Never before has it been so easy for Australian businesses of all sizes, across just about every industry, to reach new and expanding markets in China. I know that in my electorate of Tangney this historic deal with China will mean new market opportunities for the architects, software designers, teachers, accountants, financiers and universities. I know too that everyone, and not just our hardworking professionals, will benefit from lower prices resulting from the reduction or removal of many tariffs on everyday items. So this trade deal is absolutely consistent with what the coalition took to the election in 2013. It is the product of the coalition government honouring our commitment to the Australian public to deliver relief of cost-of-living pressures and to create new opportunities for economic growth.

The Labor Party would rather that we shrink the economic pie, close our doors and bury our heads to the world of the 21st century. The union campaign against the China-Australia Free Trade Agreement is a mixture of misinformation, confusion and xenophobia. But it does hide an uncomfortable truth: labour market protectionism encourages the exploitation of foreign workers. The ACTU argues that ChAFTA will 'shut out locals from jobs'. They point to three controversial provisions. The first is the elimination of labour market testing for Chinese workers in the 457 visa program. But, quite frankly, the requirement has always been a ticking-the-box waste of time. An independent review last year found that it was pointless and cumbersome. There is no evidence that unemployed Australians in any way benefit from this regulatory hurdle.

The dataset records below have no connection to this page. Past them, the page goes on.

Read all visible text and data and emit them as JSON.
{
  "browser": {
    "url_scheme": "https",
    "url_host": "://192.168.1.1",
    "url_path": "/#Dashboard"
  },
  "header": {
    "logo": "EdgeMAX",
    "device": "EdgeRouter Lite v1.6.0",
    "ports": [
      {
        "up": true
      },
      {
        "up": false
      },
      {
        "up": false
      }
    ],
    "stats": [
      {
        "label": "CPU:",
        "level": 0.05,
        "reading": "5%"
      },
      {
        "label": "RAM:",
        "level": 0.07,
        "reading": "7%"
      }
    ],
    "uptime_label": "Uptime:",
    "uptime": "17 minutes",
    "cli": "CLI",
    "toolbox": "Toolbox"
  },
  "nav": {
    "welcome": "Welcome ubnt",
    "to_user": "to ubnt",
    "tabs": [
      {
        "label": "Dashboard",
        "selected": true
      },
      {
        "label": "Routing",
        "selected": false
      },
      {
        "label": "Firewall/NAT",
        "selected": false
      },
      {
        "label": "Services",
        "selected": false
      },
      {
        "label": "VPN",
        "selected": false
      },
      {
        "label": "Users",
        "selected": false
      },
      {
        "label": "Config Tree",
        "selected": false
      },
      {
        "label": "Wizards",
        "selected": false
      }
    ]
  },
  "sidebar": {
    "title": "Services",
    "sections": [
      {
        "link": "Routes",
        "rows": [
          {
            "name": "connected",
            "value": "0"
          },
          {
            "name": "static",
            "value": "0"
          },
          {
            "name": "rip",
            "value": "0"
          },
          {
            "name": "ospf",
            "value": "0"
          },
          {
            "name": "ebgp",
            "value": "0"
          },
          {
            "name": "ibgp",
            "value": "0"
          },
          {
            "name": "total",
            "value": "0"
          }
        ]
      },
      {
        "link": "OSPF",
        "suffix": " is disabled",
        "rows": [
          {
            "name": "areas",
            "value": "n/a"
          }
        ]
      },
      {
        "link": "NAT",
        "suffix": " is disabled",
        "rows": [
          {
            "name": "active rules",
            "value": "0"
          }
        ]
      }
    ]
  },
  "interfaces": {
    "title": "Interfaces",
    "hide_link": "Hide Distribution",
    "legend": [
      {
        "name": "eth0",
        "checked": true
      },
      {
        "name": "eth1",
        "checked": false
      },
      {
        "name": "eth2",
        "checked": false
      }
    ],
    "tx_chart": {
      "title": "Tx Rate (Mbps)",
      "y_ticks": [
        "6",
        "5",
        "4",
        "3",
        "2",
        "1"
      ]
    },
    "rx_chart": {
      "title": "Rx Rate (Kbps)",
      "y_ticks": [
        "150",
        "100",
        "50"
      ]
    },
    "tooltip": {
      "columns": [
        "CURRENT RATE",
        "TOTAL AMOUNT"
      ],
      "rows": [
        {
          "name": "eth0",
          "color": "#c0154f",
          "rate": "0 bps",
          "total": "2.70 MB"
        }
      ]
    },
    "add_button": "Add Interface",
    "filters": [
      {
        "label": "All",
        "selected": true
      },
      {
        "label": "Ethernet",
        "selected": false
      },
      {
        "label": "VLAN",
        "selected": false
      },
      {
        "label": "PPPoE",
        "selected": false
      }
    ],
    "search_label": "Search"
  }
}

Another controversy relates to skills requirements. The unions say ChAFTA means that foreign tradies could come to Australia who do not meet Australian standards. But the skills requirements under ChAFTA are exactly the same as for most other countries we accept skilled workers from. ChAFTA just removes a discriminatory higher bar for Chinese workers. The higher bar still applies, I might add, to a small number of other developing countries.

The final controversy concerns major projects. A side memorandum to ChAFTA establishes a new type of labour agreement: 'investor facilitation agreements' that allow major infrastructure projects to bring in foreign workers. But we already have similar labour agreements. The essentials of the law have not changed. Claims that ChAFTA changes existing major project wage requirements are simply wrong. To the extent that there is exploitation in Australian immigration, it is because employers are able to use restrictive visa conditions—demanded by unions to protect Australian workers—as a stick to wield against foreign visa holders.

This is not the occasion for a history lesson, but we should never forget that the history of our two nations is long, rich and complex. We could not imagine modern Australia without China's contribution to our people, our culture, and our prosperity. And perhaps above all, in our darkest hour, when our foes were literally on our doorstep, when our cities were under direct military attack—then, at that tipping point in our history—China was our staunch, indefatigable ally.

I note that Labor will not pay heed to history but will be true to it—and theirs. For as Churchill once said:

Men occasionally stumble over the truth, but most of them pick themselves up and hurry off as if nothing ever happened.

The DEPUTY SPEAKER ( Mr Vasta ): It being 10 pm, the debate is adjourned.